Denis LEMEUNIER s’interroge sur le fait de savoir comment s’organisent les commune voisines qui ne disposent pas de ce service.Le DGS considère au contraire que l’activité de la commune est telle que la suppression du poste de police municipale aurait un impact significatif sur le bon fonctionnement des ser- vices. Les tâches administratives et policières seraient inévitablement réparties sur les autres services existants. Les missions déléguées par le Maire en tant qu’Officier de Police Judiciaire (lire après OPJ) seraient difficilement accomplies par des agents administratifs et techniques (contraventions, conflits voisinage, lien avec la gendarmerie, contentieux urbanisme).

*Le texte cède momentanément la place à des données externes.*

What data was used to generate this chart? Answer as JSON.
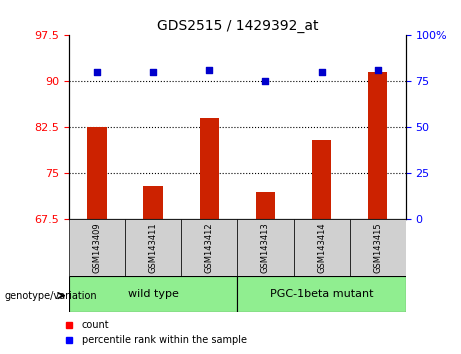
{
  "title": "GDS2515 / 1429392_at",
  "samples": [
    "GSM143409",
    "GSM143411",
    "GSM143412",
    "GSM143413",
    "GSM143414",
    "GSM143415"
  ],
  "counts": [
    82.5,
    73.0,
    84.0,
    72.0,
    80.5,
    91.5
  ],
  "percentile_ranks": [
    80,
    80,
    81,
    75,
    80,
    81
  ],
  "groups": [
    {
      "label": "wild type",
      "start": 0,
      "end": 3,
      "color": "#90EE90"
    },
    {
      "label": "PGC-1beta mutant",
      "start": 3,
      "end": 6,
      "color": "#90EE90"
    }
  ],
  "ylim_left": [
    67.5,
    97.5
  ],
  "ylim_right": [
    0,
    100
  ],
  "yticks_left": [
    67.5,
    75,
    82.5,
    90,
    97.5
  ],
  "yticks_right": [
    0,
    25,
    50,
    75,
    100
  ],
  "ytick_labels_right": [
    "0",
    "25",
    "50",
    "75",
    "100%"
  ],
  "hlines": [
    90,
    82.5,
    75
  ],
  "bar_color": "#CC2200",
  "dot_color": "#0000CC",
  "background_plot": "#FFFFFF",
  "background_label": "#C0C0C0",
  "background_group_wt": "#90EE90",
  "background_group_pgc": "#90EE90"
}
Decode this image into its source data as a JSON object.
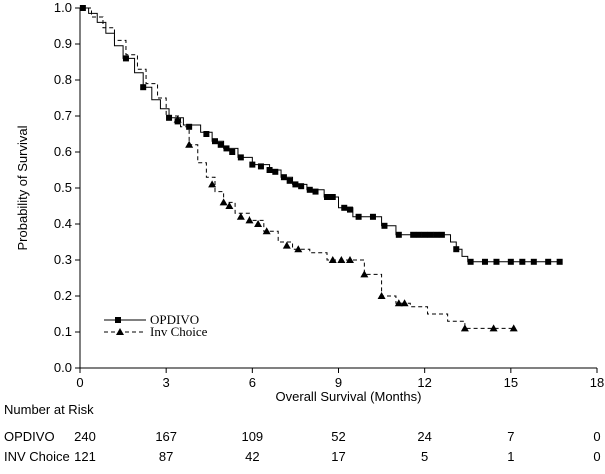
{
  "chart_data": {
    "type": "line",
    "subtype": "kaplan-meier",
    "title": "",
    "xlabel": "Overall Survival (Months)",
    "ylabel": "Probability of Survival",
    "xlim": [
      0,
      18
    ],
    "ylim": [
      0.0,
      1.0
    ],
    "x_ticks": [
      0,
      3,
      6,
      9,
      12,
      15,
      18
    ],
    "y_ticks": [
      0.0,
      0.1,
      0.2,
      0.3,
      0.4,
      0.5,
      0.6,
      0.7,
      0.8,
      0.9,
      1.0
    ],
    "x_tick_labels": [
      "0",
      "3",
      "6",
      "9",
      "12",
      "15",
      "18"
    ],
    "y_tick_labels": [
      "0.0",
      "0.1",
      "0.2",
      "0.3",
      "0.4",
      "0.5",
      "0.6",
      "0.7",
      "0.8",
      "0.9",
      "1.0"
    ],
    "grid": false,
    "legend_position": "bottom-left",
    "series": [
      {
        "name": "OPDIVO",
        "style": "solid",
        "marker": "square",
        "color": "#000000",
        "steps": [
          [
            0,
            1.0
          ],
          [
            0.3,
            0.985
          ],
          [
            0.6,
            0.96
          ],
          [
            0.9,
            0.93
          ],
          [
            1.2,
            0.895
          ],
          [
            1.5,
            0.86
          ],
          [
            1.9,
            0.82
          ],
          [
            2.2,
            0.78
          ],
          [
            2.5,
            0.745
          ],
          [
            2.8,
            0.72
          ],
          [
            3.1,
            0.695
          ],
          [
            3.6,
            0.675
          ],
          [
            4.2,
            0.655
          ],
          [
            4.6,
            0.63
          ],
          [
            5.0,
            0.61
          ],
          [
            5.5,
            0.585
          ],
          [
            6.0,
            0.565
          ],
          [
            6.6,
            0.55
          ],
          [
            7.0,
            0.53
          ],
          [
            7.4,
            0.51
          ],
          [
            7.9,
            0.495
          ],
          [
            8.5,
            0.475
          ],
          [
            9.0,
            0.445
          ],
          [
            9.5,
            0.42
          ],
          [
            10.5,
            0.395
          ],
          [
            11.0,
            0.37
          ],
          [
            12.9,
            0.35
          ],
          [
            13.1,
            0.33
          ],
          [
            13.3,
            0.31
          ],
          [
            13.5,
            0.295
          ],
          [
            16.7,
            0.295
          ]
        ],
        "censored": [
          [
            0.1,
            1.0
          ],
          [
            1.6,
            0.86
          ],
          [
            2.2,
            0.78
          ],
          [
            3.1,
            0.695
          ],
          [
            3.4,
            0.685
          ],
          [
            3.8,
            0.67
          ],
          [
            4.4,
            0.65
          ],
          [
            4.7,
            0.63
          ],
          [
            4.9,
            0.62
          ],
          [
            5.1,
            0.61
          ],
          [
            5.3,
            0.6
          ],
          [
            5.6,
            0.585
          ],
          [
            6.0,
            0.565
          ],
          [
            6.3,
            0.56
          ],
          [
            6.6,
            0.55
          ],
          [
            6.8,
            0.545
          ],
          [
            7.1,
            0.53
          ],
          [
            7.3,
            0.52
          ],
          [
            7.5,
            0.51
          ],
          [
            7.7,
            0.505
          ],
          [
            8.0,
            0.495
          ],
          [
            8.2,
            0.49
          ],
          [
            8.6,
            0.475
          ],
          [
            8.8,
            0.475
          ],
          [
            9.2,
            0.445
          ],
          [
            9.4,
            0.44
          ],
          [
            9.7,
            0.42
          ],
          [
            10.2,
            0.42
          ],
          [
            10.6,
            0.395
          ],
          [
            11.1,
            0.37
          ],
          [
            11.6,
            0.37
          ],
          [
            11.8,
            0.37
          ],
          [
            12.0,
            0.37
          ],
          [
            12.2,
            0.37
          ],
          [
            12.4,
            0.37
          ],
          [
            12.6,
            0.37
          ],
          [
            13.1,
            0.33
          ],
          [
            13.6,
            0.295
          ],
          [
            14.1,
            0.295
          ],
          [
            14.5,
            0.295
          ],
          [
            15.0,
            0.295
          ],
          [
            15.4,
            0.295
          ],
          [
            15.8,
            0.295
          ],
          [
            16.3,
            0.295
          ],
          [
            16.7,
            0.295
          ]
        ]
      },
      {
        "name": "Inv Choice",
        "style": "dashed",
        "marker": "triangle",
        "color": "#000000",
        "steps": [
          [
            0,
            1.0
          ],
          [
            0.4,
            0.975
          ],
          [
            0.8,
            0.945
          ],
          [
            1.2,
            0.91
          ],
          [
            1.6,
            0.87
          ],
          [
            2.0,
            0.83
          ],
          [
            2.3,
            0.79
          ],
          [
            2.7,
            0.75
          ],
          [
            3.0,
            0.7
          ],
          [
            3.5,
            0.67
          ],
          [
            3.8,
            0.62
          ],
          [
            4.1,
            0.57
          ],
          [
            4.4,
            0.53
          ],
          [
            4.7,
            0.49
          ],
          [
            5.0,
            0.46
          ],
          [
            5.4,
            0.43
          ],
          [
            5.9,
            0.41
          ],
          [
            6.4,
            0.38
          ],
          [
            6.9,
            0.35
          ],
          [
            7.4,
            0.33
          ],
          [
            8.0,
            0.32
          ],
          [
            8.6,
            0.3
          ],
          [
            9.9,
            0.26
          ],
          [
            10.5,
            0.2
          ],
          [
            11.0,
            0.18
          ],
          [
            11.5,
            0.17
          ],
          [
            12.1,
            0.15
          ],
          [
            12.8,
            0.13
          ],
          [
            13.4,
            0.11
          ],
          [
            15.1,
            0.11
          ]
        ],
        "censored": [
          [
            3.4,
            0.69
          ],
          [
            3.8,
            0.62
          ],
          [
            4.6,
            0.51
          ],
          [
            5.0,
            0.46
          ],
          [
            5.2,
            0.45
          ],
          [
            5.6,
            0.42
          ],
          [
            5.9,
            0.41
          ],
          [
            6.2,
            0.4
          ],
          [
            6.5,
            0.38
          ],
          [
            7.2,
            0.34
          ],
          [
            7.6,
            0.33
          ],
          [
            8.8,
            0.3
          ],
          [
            9.1,
            0.3
          ],
          [
            9.4,
            0.3
          ],
          [
            9.9,
            0.26
          ],
          [
            10.5,
            0.2
          ],
          [
            11.1,
            0.18
          ],
          [
            11.3,
            0.18
          ],
          [
            13.4,
            0.11
          ],
          [
            14.4,
            0.11
          ],
          [
            15.1,
            0.11
          ]
        ]
      }
    ],
    "risk_table": {
      "title": "Number at Risk",
      "times": [
        0,
        3,
        6,
        9,
        12,
        15,
        18
      ],
      "rows": [
        {
          "label": "OPDIVO",
          "values": [
            "240",
            "167",
            "109",
            "52",
            "24",
            "7",
            "0"
          ]
        },
        {
          "label": "INV Choice",
          "values": [
            "121",
            "87",
            "42",
            "17",
            "5",
            "1",
            "0"
          ]
        }
      ]
    }
  }
}
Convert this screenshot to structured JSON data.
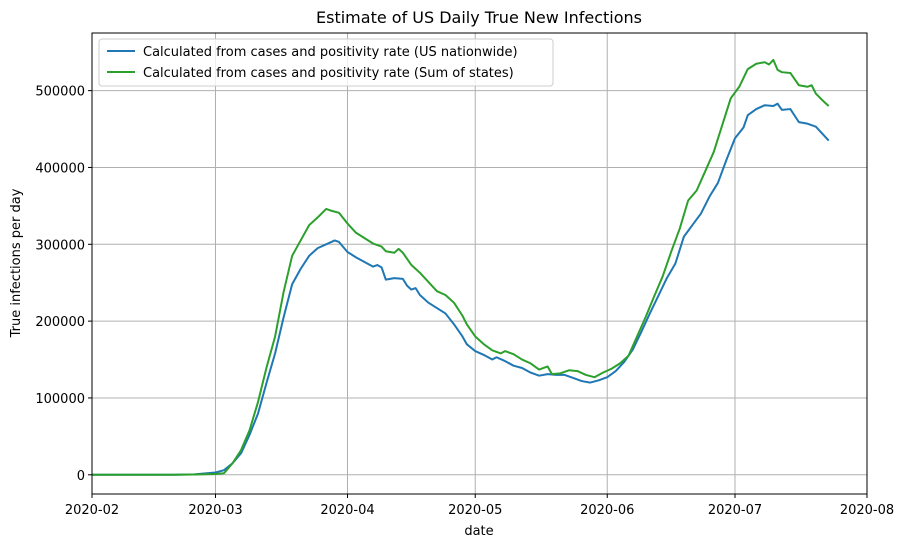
{
  "chart_data": {
    "type": "line",
    "title": "Estimate of US Daily True New Infections",
    "xlabel": "date",
    "ylabel": "True infections per day",
    "xlim": [
      "2020-02-01",
      "2020-08-01"
    ],
    "ylim": [
      -25000,
      575000
    ],
    "x_ticks": [
      "2020-02",
      "2020-03",
      "2020-04",
      "2020-05",
      "2020-06",
      "2020-07",
      "2020-08"
    ],
    "y_ticks": [
      0,
      100000,
      200000,
      300000,
      400000,
      500000
    ],
    "y_tick_labels": [
      "0",
      "100000",
      "200000",
      "300000",
      "400000",
      "500000"
    ],
    "grid": true,
    "legend_position": "top-left",
    "series": [
      {
        "name": "Calculated from cases and positivity rate (US nationwide)",
        "color": "#1f77b4",
        "points": [
          [
            "2020-02-01",
            0
          ],
          [
            "2020-02-10",
            0
          ],
          [
            "2020-02-20",
            0
          ],
          [
            "2020-02-25",
            500
          ],
          [
            "2020-03-01",
            3000
          ],
          [
            "2020-03-03",
            6000
          ],
          [
            "2020-03-05",
            15000
          ],
          [
            "2020-03-07",
            28000
          ],
          [
            "2020-03-09",
            52000
          ],
          [
            "2020-03-11",
            80000
          ],
          [
            "2020-03-13",
            120000
          ],
          [
            "2020-03-15",
            158000
          ],
          [
            "2020-03-17",
            205000
          ],
          [
            "2020-03-19",
            248000
          ],
          [
            "2020-03-21",
            268000
          ],
          [
            "2020-03-23",
            285000
          ],
          [
            "2020-03-25",
            295000
          ],
          [
            "2020-03-27",
            300000
          ],
          [
            "2020-03-29",
            305000
          ],
          [
            "2020-03-30",
            303000
          ],
          [
            "2020-04-01",
            290000
          ],
          [
            "2020-04-03",
            283000
          ],
          [
            "2020-04-05",
            277000
          ],
          [
            "2020-04-07",
            271000
          ],
          [
            "2020-04-08",
            273000
          ],
          [
            "2020-04-09",
            270000
          ],
          [
            "2020-04-10",
            254000
          ],
          [
            "2020-04-12",
            256000
          ],
          [
            "2020-04-14",
            255000
          ],
          [
            "2020-04-15",
            246000
          ],
          [
            "2020-04-16",
            241000
          ],
          [
            "2020-04-17",
            243000
          ],
          [
            "2020-04-18",
            234000
          ],
          [
            "2020-04-20",
            224000
          ],
          [
            "2020-04-22",
            217000
          ],
          [
            "2020-04-24",
            210000
          ],
          [
            "2020-04-26",
            196000
          ],
          [
            "2020-04-28",
            180000
          ],
          [
            "2020-04-29",
            170000
          ],
          [
            "2020-05-01",
            161000
          ],
          [
            "2020-05-03",
            156000
          ],
          [
            "2020-05-05",
            150000
          ],
          [
            "2020-05-06",
            153000
          ],
          [
            "2020-05-08",
            148000
          ],
          [
            "2020-05-10",
            142000
          ],
          [
            "2020-05-12",
            139000
          ],
          [
            "2020-05-14",
            133000
          ],
          [
            "2020-05-16",
            129000
          ],
          [
            "2020-05-18",
            131000
          ],
          [
            "2020-05-20",
            130000
          ],
          [
            "2020-05-22",
            130000
          ],
          [
            "2020-05-24",
            126000
          ],
          [
            "2020-05-26",
            122000
          ],
          [
            "2020-05-28",
            120000
          ],
          [
            "2020-05-30",
            123000
          ],
          [
            "2020-06-01",
            127000
          ],
          [
            "2020-06-03",
            135000
          ],
          [
            "2020-06-05",
            147000
          ],
          [
            "2020-06-07",
            163000
          ],
          [
            "2020-06-09",
            186000
          ],
          [
            "2020-06-11",
            210000
          ],
          [
            "2020-06-13",
            233000
          ],
          [
            "2020-06-15",
            256000
          ],
          [
            "2020-06-17",
            275000
          ],
          [
            "2020-06-19",
            310000
          ],
          [
            "2020-06-21",
            325000
          ],
          [
            "2020-06-23",
            340000
          ],
          [
            "2020-06-25",
            362000
          ],
          [
            "2020-06-27",
            380000
          ],
          [
            "2020-06-29",
            410000
          ],
          [
            "2020-07-01",
            438000
          ],
          [
            "2020-07-03",
            452000
          ],
          [
            "2020-07-04",
            468000
          ],
          [
            "2020-07-06",
            476000
          ],
          [
            "2020-07-08",
            481000
          ],
          [
            "2020-07-10",
            480000
          ],
          [
            "2020-07-11",
            483000
          ],
          [
            "2020-07-12",
            475000
          ],
          [
            "2020-07-14",
            476000
          ],
          [
            "2020-07-16",
            459000
          ],
          [
            "2020-07-18",
            457000
          ],
          [
            "2020-07-20",
            453000
          ],
          [
            "2020-07-21",
            447000
          ],
          [
            "2020-07-23",
            435000
          ]
        ]
      },
      {
        "name": "Calculated from cases and positivity rate (Sum of states)",
        "color": "#2ca02c",
        "points": [
          [
            "2020-02-01",
            0
          ],
          [
            "2020-02-10",
            0
          ],
          [
            "2020-02-20",
            0
          ],
          [
            "2020-02-25",
            300
          ],
          [
            "2020-03-01",
            1000
          ],
          [
            "2020-03-03",
            2000
          ],
          [
            "2020-03-05",
            15000
          ],
          [
            "2020-03-07",
            32000
          ],
          [
            "2020-03-09",
            58000
          ],
          [
            "2020-03-11",
            95000
          ],
          [
            "2020-03-13",
            140000
          ],
          [
            "2020-03-15",
            180000
          ],
          [
            "2020-03-17",
            238000
          ],
          [
            "2020-03-19",
            285000
          ],
          [
            "2020-03-21",
            305000
          ],
          [
            "2020-03-23",
            325000
          ],
          [
            "2020-03-25",
            335000
          ],
          [
            "2020-03-27",
            346000
          ],
          [
            "2020-03-28",
            344000
          ],
          [
            "2020-03-30",
            341000
          ],
          [
            "2020-04-01",
            327000
          ],
          [
            "2020-04-03",
            315000
          ],
          [
            "2020-04-05",
            308000
          ],
          [
            "2020-04-07",
            301000
          ],
          [
            "2020-04-09",
            297000
          ],
          [
            "2020-04-10",
            291000
          ],
          [
            "2020-04-12",
            289000
          ],
          [
            "2020-04-13",
            294000
          ],
          [
            "2020-04-14",
            289000
          ],
          [
            "2020-04-16",
            273000
          ],
          [
            "2020-04-18",
            263000
          ],
          [
            "2020-04-20",
            251000
          ],
          [
            "2020-04-22",
            239000
          ],
          [
            "2020-04-24",
            234000
          ],
          [
            "2020-04-26",
            224000
          ],
          [
            "2020-04-28",
            207000
          ],
          [
            "2020-04-29",
            196000
          ],
          [
            "2020-05-01",
            180000
          ],
          [
            "2020-05-03",
            170000
          ],
          [
            "2020-05-05",
            162000
          ],
          [
            "2020-05-07",
            158000
          ],
          [
            "2020-05-08",
            161000
          ],
          [
            "2020-05-10",
            157000
          ],
          [
            "2020-05-12",
            150000
          ],
          [
            "2020-05-14",
            145000
          ],
          [
            "2020-05-16",
            137000
          ],
          [
            "2020-05-18",
            141000
          ],
          [
            "2020-05-19",
            131000
          ],
          [
            "2020-05-21",
            132000
          ],
          [
            "2020-05-23",
            136000
          ],
          [
            "2020-05-25",
            135000
          ],
          [
            "2020-05-27",
            130000
          ],
          [
            "2020-05-29",
            127000
          ],
          [
            "2020-05-31",
            133000
          ],
          [
            "2020-06-02",
            138000
          ],
          [
            "2020-06-04",
            145000
          ],
          [
            "2020-06-06",
            155000
          ],
          [
            "2020-06-08",
            180000
          ],
          [
            "2020-06-10",
            205000
          ],
          [
            "2020-06-12",
            232000
          ],
          [
            "2020-06-14",
            258000
          ],
          [
            "2020-06-16",
            290000
          ],
          [
            "2020-06-18",
            320000
          ],
          [
            "2020-06-20",
            357000
          ],
          [
            "2020-06-22",
            370000
          ],
          [
            "2020-06-24",
            395000
          ],
          [
            "2020-06-26",
            420000
          ],
          [
            "2020-06-28",
            455000
          ],
          [
            "2020-06-30",
            490000
          ],
          [
            "2020-07-02",
            505000
          ],
          [
            "2020-07-04",
            528000
          ],
          [
            "2020-07-06",
            535000
          ],
          [
            "2020-07-08",
            537000
          ],
          [
            "2020-07-09",
            534000
          ],
          [
            "2020-07-10",
            540000
          ],
          [
            "2020-07-11",
            527000
          ],
          [
            "2020-07-12",
            524000
          ],
          [
            "2020-07-14",
            523000
          ],
          [
            "2020-07-16",
            507000
          ],
          [
            "2020-07-18",
            505000
          ],
          [
            "2020-07-19",
            507000
          ],
          [
            "2020-07-20",
            496000
          ],
          [
            "2020-07-22",
            485000
          ],
          [
            "2020-07-23",
            480000
          ]
        ]
      }
    ]
  }
}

En outre, se pose la question des missions funéraires qui seraient à répartir entre le Maire et ses Adjoints.
Hervé RICHARD demande si certaines missions ne pourraient pas être attribuées pour un autre type de poste et affirme ne pas être convaincu de la nécessité de maintenir ce service.
Le DGS répond que contrairement aux ASVP ou agents administratifs, les policiers municipaux bénéficient d’une formation de plusieurs mois leur permettant d’exercer les missions de po- lice administrative décidée par le Maire en qualité d’OPJ.
Après échanges, il est procédé à un vote à main levée pour déterminer s’il y a lieu ou non de publier le poste de policier municipal. Une majorité se dégage. Le poste sera publié à la ren- trée, début janvier prochain.
Point sur le dossier du Lotissement « Le Vallon »
Le projet est perturbé dans sa programmation. En novembre 2024, les sociétés Espacil et Ste- renn, qui devaient réaliser un complexe de 38 logements collectifs, se sont retirées pour raison financière. En parallèle, le permis d’aménager pour la partie communale a fait l’objet d’un décision négative émise par le service urbanisme de Morlaix Communauté. Les discussions se poursuivent pour qu’il y ait un nouveau porteur en lieu et place d’Espacil et de Sterenn. La commune, quant à elle, envisage de déposer un nouveau permis d’aménager en lien avec le service de Morlaix Communauté.